Interestingly, you have extra spaces when you construct your queries, e.g.
queries[2]= " accountmanagement" has an extra space at the beginning but
when you index the document, there are no spaces. I believe that since
you're indexing the fields UN_TOKENIZED, that the spaces are preserved in
the query (but I'm not entirely clear on this point, so don't take my word
for it completely <G>).
Have you used Luke to examine your index? You can also put parsed form of
the query into Luke and play around with that to see what *should* work.
Google lucene luke and you'll find it right away.
Best
Erick
On 9/12/06, Pramodh Shenoy <[EMAIL PROTECTED]> wrote:
Hi Eric/Usergroup,
I am working on a help content index-search project based on Lucene.
One of my requirements is to search for a particular text in the content
of files from specific directories. When I index the content
Eg. guides/accountmanagement/index.htm and
guides/databasemanagement/index.htm
doc.add(new Field("booktype", "guides", Field.Store.YES,
Field.Index.UN_TOKENIZED))
doc.add(new Field("subtype", "accountmanagement", Field.Store.YES,
Field.Index.UN_TOKENIZED))
doc.add(new Field("subtype", "databasemanagement", Field.Store.YES,
Field.Index.UN_TOKENIZED))
doc.add(new Field("content",
all-content-read-from-html-body-as-a-string, Field.Store.NO,
Field.Index.TOKENIZED))
Now I want to search for all occurrences of "management" in the
"content" field (which already exists in both the above index.htm files
body), in files under subtype/accountmanagement and under subtype/
databasemanagement
Iam creating the query as below:
String [] queries = new String [3];// =new String[4]

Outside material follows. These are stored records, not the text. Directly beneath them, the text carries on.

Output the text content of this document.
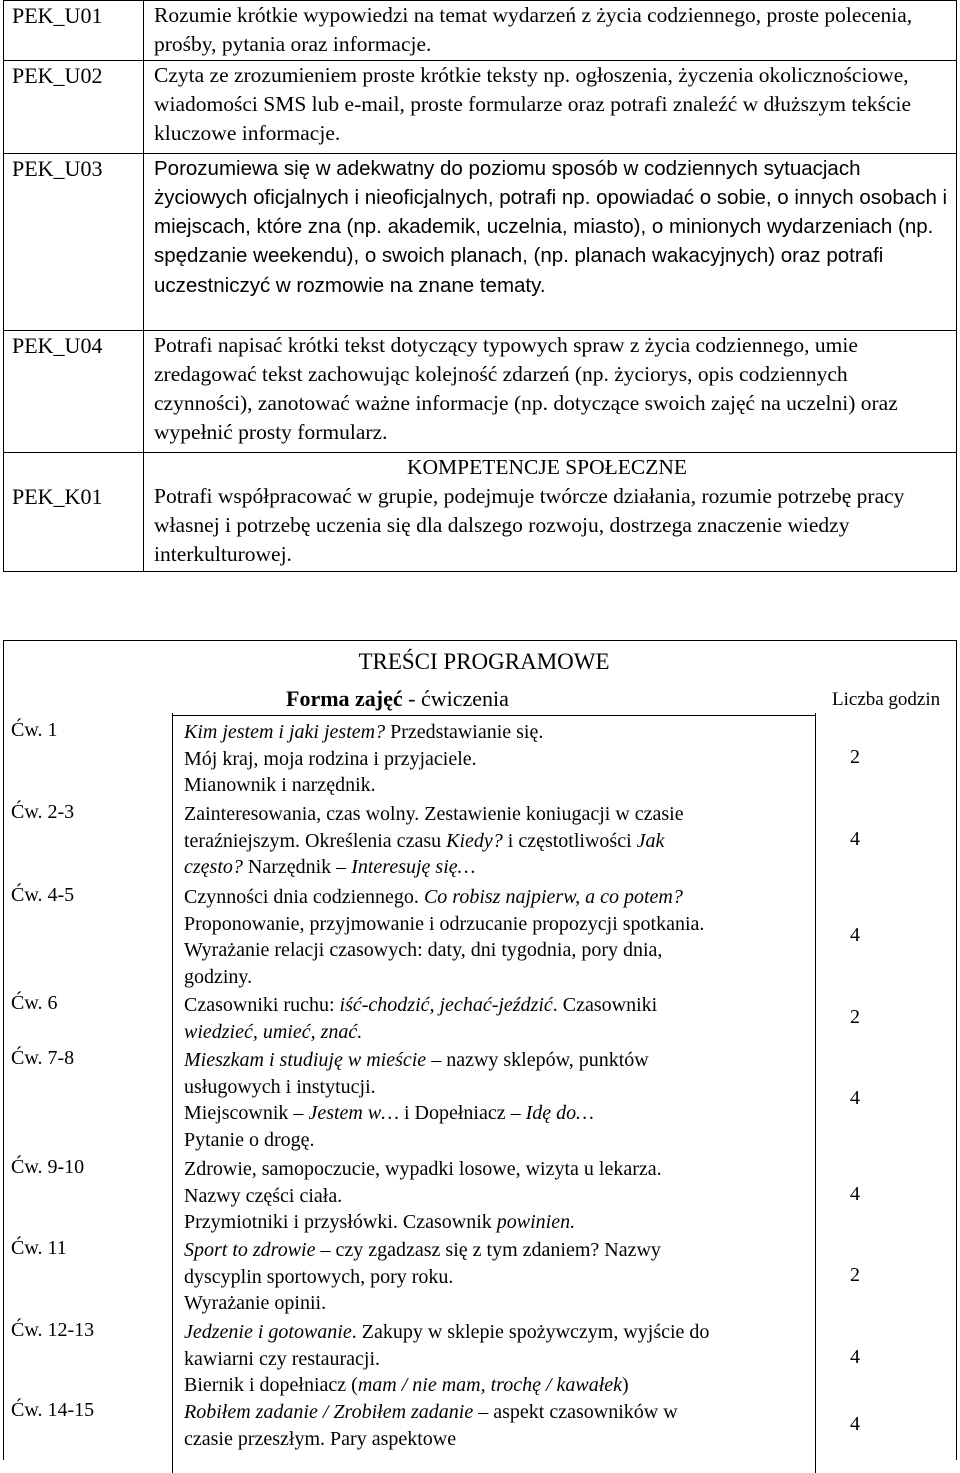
PEK_U01	Rozumie krótkie wypowiedzi na temat wydarzeń z życia codziennego, proste polecenia, prośby, pytania oraz informacje.
PEK_U02	Czyta ze zrozumieniem proste krótkie teksty np. ogłoszenia, życzenia okolicznościowe, wiadomości SMS lub e-mail, proste formularze oraz potrafi znaleźć w dłuższym tekście kluczowe informacje.
PEK_U03	Porozumiewa się w adekwatny do poziomu sposób w codziennych sytuacjach życiowych oficjalnych i nieoficjalnych, potrafi np. opowiadać o sobie, o innych osobach i miejscach, które zna (np. akademik, uczelnia, miasto), o minionych wydarzeniach (np. spędzanie weekendu), o swoich planach, (np. planach wakacyjnych) oraz potrafi uczestniczyć w rozmowie na znane tematy.
PEK_U04	Potrafi napisać krótki tekst dotyczący typowych spraw z życia codziennego, umie zredagować tekst zachowując kolejność zdarzeń (np. życiorys, opis codziennych czynności), zanotować ważne informacje (np. dotyczące swoich zajęć na uczelni) oraz wypełnić prosty formularz.
	KOMPETENCJE SPOŁECZNE
PEK_K01	Potrafi współpracować w grupie, podejmuje twórcze działania, rozumie potrzebę pracy własnej i potrzebę uczenia się dla dalszego rozwoju, dostrzega znaczenie wiedzy interkulturowej.
TREŚCI PROGRAMOWE
Forma zajęć - ćwiczenia	Liczba godzin
Ćw. 1	Kim jestem i jaki jestem? Przedstawianie się.
Mój kraj, moja rodzina i przyjaciele.
Mianownik i narzędnik.
2
Ćw. 2-3	Zainteresowania, czas wolny. Zestawienie koniugacji w czasie
teraźniejszym. Określenia czasu Kiedy? i częstotliwości Jak
często? Narzędnik – Interesuję się…
4
Ćw. 4-5	Czynności dnia codziennego. Co robisz najpierw, a co potem?
Proponowanie, przyjmowanie i odrzucanie propozycji spotkania.
Wyrażanie relacji czasowych: daty, dni tygodnia, pory dnia,
godziny.
4
Ćw. 6	Czasowniki ruchu: iść-chodzić, jechać-jeździć. Czasowniki
wiedzieć, umieć, znać.
2
Ćw. 7-8	Mieszkam i studiuję w mieście – nazwy sklepów, punktów
usługowych i instytucji.
Miejscownik – Jestem w… i Dopełniacz – Idę do…
Pytanie o drogę.
4
Ćw. 9-10	Zdrowie, samopoczucie, wypadki losowe, wizyta u lekarza.
Nazwy części ciała.
Przymiotniki i przysłówki. Czasownik powinien.
4
Ćw. 11	Sport to zdrowie – czy zgadzasz się z tym zdaniem? Nazwy
dyscyplin sportowych, pory roku.
Wyrażanie opinii.
2
Ćw. 12-13	Jedzenie i gotowanie. Zakupy w sklepie spożywczym, wyjście do
kawiarni czy restauracji.
Biernik i dopełniacz (mam / nie mam, trochę / kawałek)
4
Ćw. 14-15	Robiłem zadanie / Zrobiłem zadanie – aspekt czasowników w
czasie przeszłym. Pary aspektowe
4
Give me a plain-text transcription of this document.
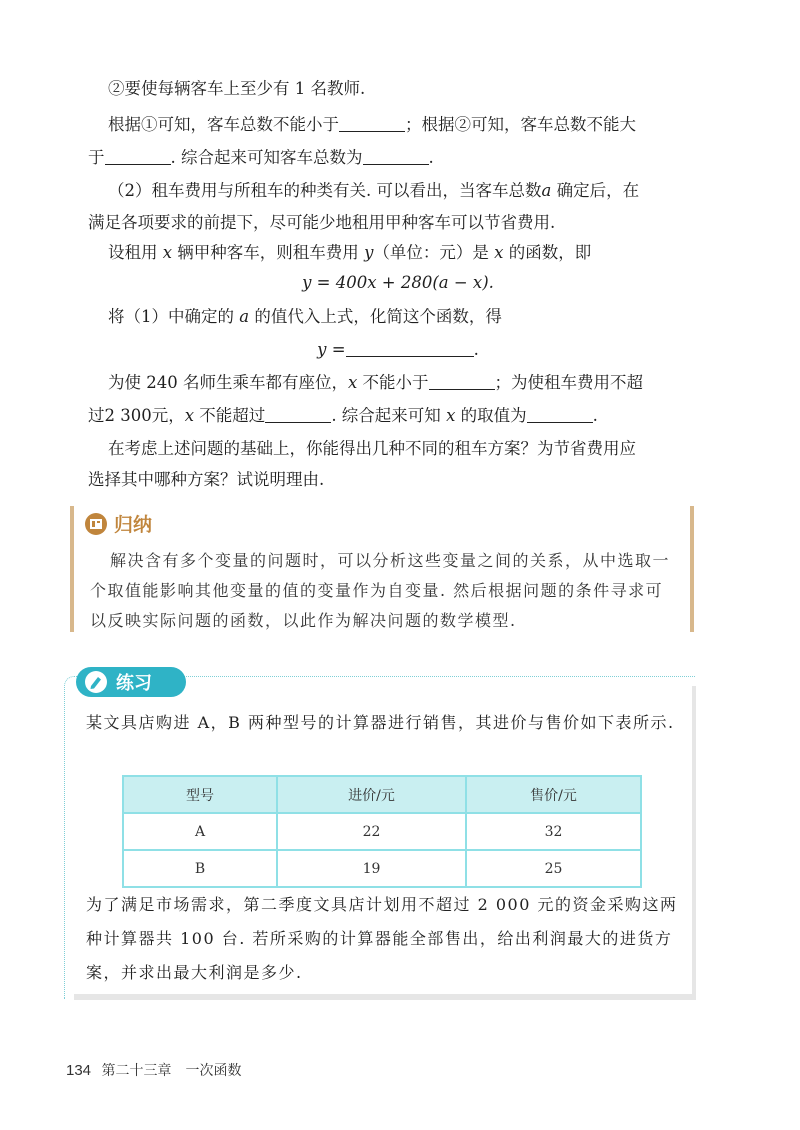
②要使每辆客车上至少有 1 名教师.

根据①可知，客车总数不能小于	；根据②可知，客车总数不能大

于	. 综合起来可知客车总数为	.

（2）租车费用与所租车的种类有关. 可以看出，当客车总数a 确定后，在

满足各项要求的前提下，尽可能少地租用甲种客车可以节省费用.

设租用 x 辆甲种客车，则租车费用 y（单位：元）是 x 的函数，即

y = 400x + 280(a − x).

将（1）中确定的 a 的值代入上式，化简这个函数，得

y =	.

为使 240 名师生乘车都有座位，x 不能小于	；为使租车费用不超

过2 300元，x 不能超过	. 综合起来可知 x 的取值为	.

在考虑上述问题的基础上，你能得出几种不同的租车方案？为节省费用应

选择其中哪种方案？试说明理由.

归纳
解决含有多个变量的问题时，可以分析这些变量之间的关系，从中选取一个取值能影响其他变量的值的变量作为自变量. 然后根据问题的条件寻求可以反映实际问题的函数，以此作为解决问题的数学模型.
练习
某文具店购进 A，B 两种型号的计算器进行销售，其进价与售价如下表所示.
型号	进价/元	售价/元
A	22	32
B	19	25
为了满足市场需求，第二季度文具店计划用不超过 2 000 元的资金采购这两种计算器共 100 台. 若所采购的计算器能全部售出，给出利润最大的进货方案，并求出最大利润是多少.
134 第二十三章　一次函数
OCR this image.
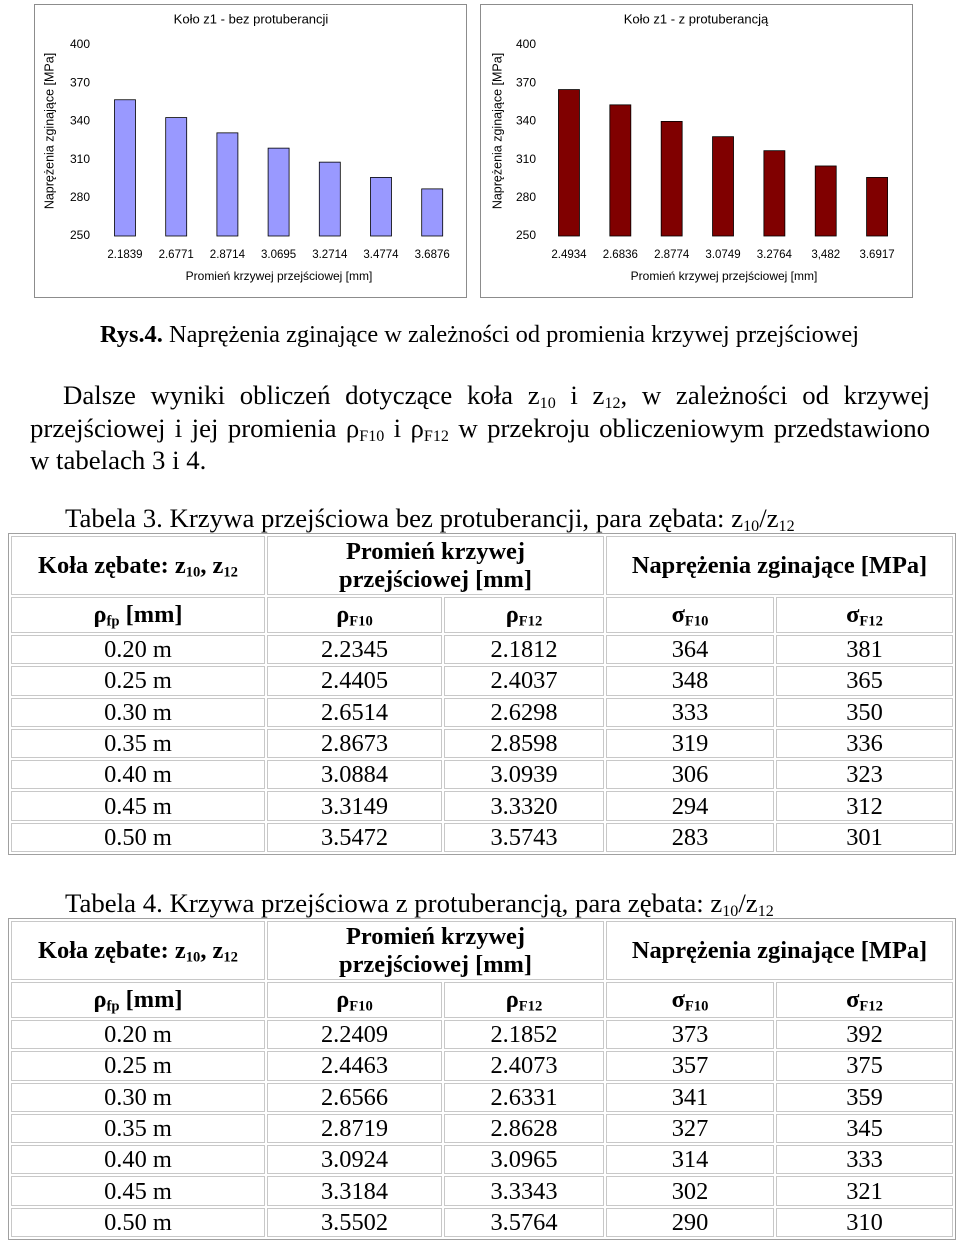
Koło z1 - bez protuberancji
Naprężenia zginające [MPa]
250
280
310
340
370
400
2.1839 2.6771 2.8714 3.0695 3.2714 3.4774 3.6876
Promień krzywej przejściowej [mm]
Koło z1 - z protuberancją
Naprężenia zginające [MPa]
250
280
310
340
370
400
2.4934 2.6836 2.8774 3.0749 3.2764 3,482 3.6917
Promień krzywej przejściowej [mm]
Rys.4. Naprężenia zginające w zależności od promienia krzywej przejściowej
Dalsze wyniki obliczeń dotyczące koła $z_{10}$ i $z_{12}$, w zależności od krzywej
przejściowej i jej promienia $\rho_{F10}$ i $\rho_{F12}$ w przekroju obliczeniowym przedstawiono
w tabelach 3 i 4.
Tabela 3. Krzywa przejściowa bez protuberancji, para zębata: $z_{10}/z_{12}$
Koła zębate: $z_{10}$, $z_{12}$	Promień krzywej przejściowej [mm]		Naprężenia zginające [MPa]	
$\rho_{fp}$ [mm]	$\rho_{F10}$	$\rho_{F12}$	$\sigma_{F10}$	$\sigma_{F12}$
0.20 m	2.2345	2.1812	364	381
0.25 m	2.4405	2.4037	348	365
0.30 m	2.6514	2.6298	333	350
0.35 m	2.8673	2.8598	319	336
0.40 m	3.0884	3.0939	306	323
0.45 m	3.3149	3.3320	294	312
0.50 m	3.5472	3.5743	283	301
Tabela 4. Krzywa przejściowa z protuberancją, para zębata: $z_{10}/z_{12}$
Koła zębate: $z_{10}$, $z_{12}$	Promień krzywej przejściowej [mm]		Naprężenia zginające [MPa]	
$\rho_{fp}$ [mm]	$\rho_{F10}$	$\rho_{F12}$	$\sigma_{F10}$	$\sigma_{F12}$
0.20 m	2.2409	2.1852	373	392
0.25 m	2.4463	2.4073	357	375
0.30 m	2.6566	2.6331	341	359
0.35 m	2.8719	2.8628	327	345
0.40 m	3.0924	3.0965	314	333
0.45 m	3.3184	3.3343	302	321
0.50 m	3.5502	3.5764	290	310
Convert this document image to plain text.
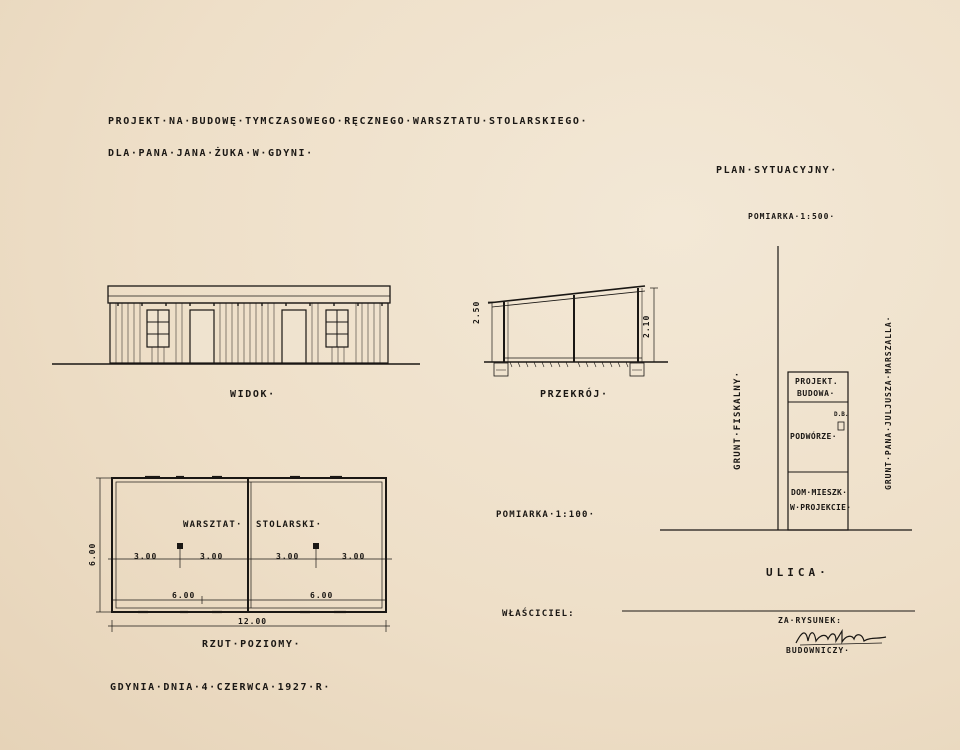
PROJEKT·NA·BUDOWĘ·TYMCZASOWEGO·RĘCZNEGO·WARSZTATU·STOLARSKIEGO·
DLA·PANA·JANA·ŻUKA·W·GDYNI·
WIDOK·
2.50
2.10
PRZEKRÓJ·
POMIARKA·1:100·
WARSZTAT· STOLARSKI·
6.00	3.00	3.00	3.00	3.00
6.00	6.00
12.00
RZUT·POZIOMY·
PLAN·SYTUACYJNY·
POMIARKA·1:500·
GRUNT·FISKALNY·	GRUNT·PANA·JULJUSZA·MARSZALLA·
PROJEKT.
BUDOWA·
PODWÓRZE·
D.B.
DOM·MIESZK·
W·PROJEKCIE·
ULICA·
WŁAŚCICIEL:
ZA·RYSUNEK:
BUDOWNICZY·
GDYNIA·DNIA·4·CZERWCA·1927·R·
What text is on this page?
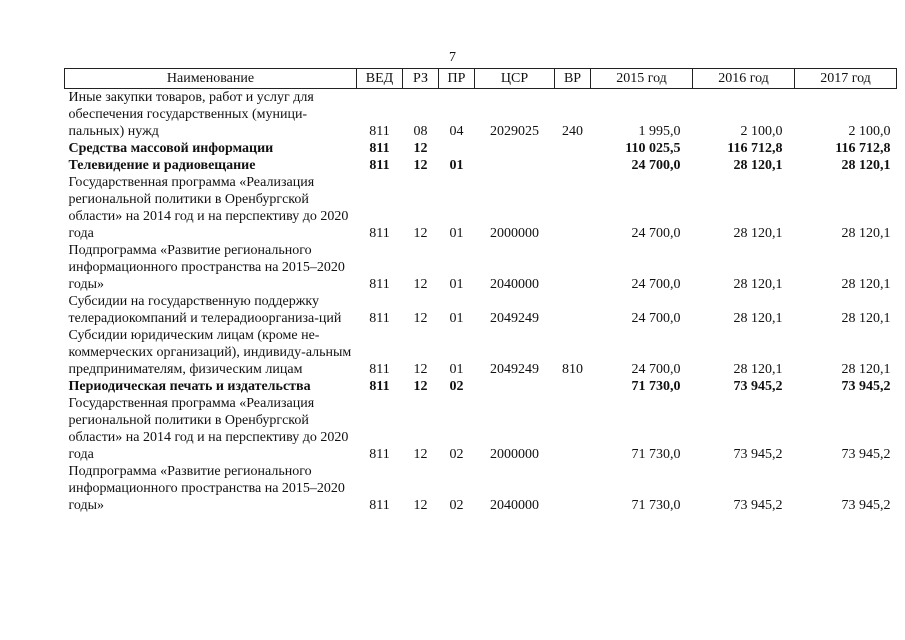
7
Наименование	ВЕД	РЗ	ПР	ЦСР	ВР	2015 год	2016 год	2017 год
Иные закупки товаров, работ и услуг для обеспечения государственных (муници-пальных) нужд	811	08	04	2029025	240	1 995,0	2 100,0	2 100,0
Средства массовой информации	811	12				110 025,5	116 712,8	116 712,8
Телевидение и радиовещание	811	12	01			24 700,0	28 120,1	28 120,1
Государственная программа «Реализация региональной политики в Оренбургской области» на 2014 год и на перспективу до 2020 года	811	12	01	2000000		24 700,0	28 120,1	28 120,1
Подпрограмма «Развитие регионального информационного пространства на 2015–2020 годы»	811	12	01	2040000		24 700,0	28 120,1	28 120,1
Субсидии на государственную поддержку телерадиокомпаний и телерадиоорганиза-ций	811	12	01	2049249		24 700,0	28 120,1	28 120,1
Субсидии юридическим лицам (кроме не-коммерческих организаций), индивиду-альным предпринимателям, физическим лицам	811	12	01	2049249	810	24 700,0	28 120,1	28 120,1
Периодическая печать и издательства	811	12	02			71 730,0	73 945,2	73 945,2
Государственная программа «Реализация региональной политики в Оренбургской области» на 2014 год и на перспективу до 2020 года	811	12	02	2000000		71 730,0	73 945,2	73 945,2
Подпрограмма «Развитие регионального информационного пространства на 2015–2020 годы»	811	12	02	2040000		71 730,0	73 945,2	73 945,2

String [] fields = new String [3] ];// =new String[4]
BooleanClause.Occur[] flags = new BooleanClause.Occur[3] ];//
=new String[4]
queries[0]= " guides ";
fields[0]=" booktype ";
flags[0] = BooleanClause.Occur.MUST;
queries[1]= " management ";
fields[1]="content";
flags[1] = BooleanClause.Occur.MUST;
/* ######## A ####### */
queries[2]= " accountmanagement databasemanagement ";
fields[2]=" subtype ";
flags[2] = BooleanClause.Occur.MUST;
/* ##### B #######
queries[2]= " accountmanagement";
fields[2]="subtype";
flags[2] = BooleanClause.Occur.MUST;
queries[3]= " databasemanagement ";
fields[3]=" subtype ";
flags[3] = BooleanClause.Occur.MUST;
*/
Query queryObj = null;
//parse the query string
try {
queryObj = MultiFieldQueryParser.parse(queries, fields,
flags, new StandardAnalyzer());
} catch (ParseException exp) { }
With option A , the query generated looks like:
+booktype:guides +content:management +(subtype: accountmanagement
subtype: databasemanagement)
With option B , the query generated looks like:
+booktype:guides +content:management +subtype: accountmanagement
+subtype: databasemanagement
Both return no Hits.!
Any idea how I should create the query. In Lucene In Action, this is
explained as "you can group field selection over several terms using
field:(a b c)". How can I achieve this with the code above ?
Thanks
Pramodh